Now, Turner is at work on the neglected stories of the early twentieth century black men and women who came to call eastern Long Island, New York home. Her own parents were in the cohort that found their way from Southampton County, Virginia—the stomping grounds of the notorious Nat Turner—to the farming communities in the Hamptons.
In neighboring Sag Harbor, the warm waters of Long Island Sound lured an aspirational network of middle-class African Americans to build and enjoy second homes within walking distance of a private beach.
All of their stories speak to an abiding commitment to individual and collective black mobility. Turner intends to make sure they are told.
Photo: Kevin Smith
Work in Progress
We Came With Our Own Riches:
How the Migrations of Black Folk Strengthened the Hamptons
Celebrated folklorist and author Patricia A. Turner, PhD, came of age in the Hamptons. But not the luscious and lavish Hamptons inhabited by indolent damsels and degenerate playboys as long imagined by the purveyors of popular culture.

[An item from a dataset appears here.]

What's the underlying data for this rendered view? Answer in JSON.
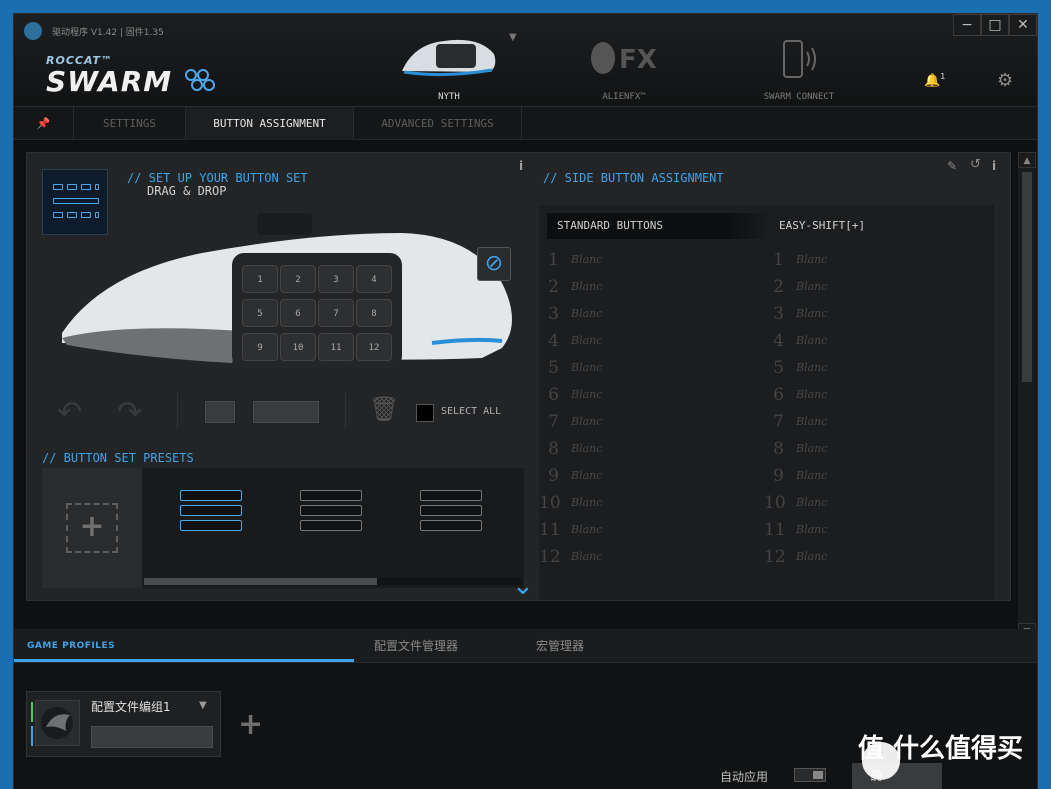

In the decade famous for Jazz Age excess, Turner’s parents arrived in search of fair and fertile grounds for their future. Born and raised in the Jim Crow South, Lloyd and Sallie Turner, and many other African-American families from their corner of southern Virginia, were seeking to escape the shackles of a race-based social system hard-wired to squash educational and economic mobility.
We Came With Our Own Riches: How The Migrations of Black Folk Strengthened The Hamptons introduces the reader to people traditionally overlooked in the literature and history of the region. Told with Turner’s signature warmth, humor, and rigorous research, her insider’s knowledge of, and fondness for, the Hamptons’ richly varied African American enclaves bring this neglected history and ethnography to life.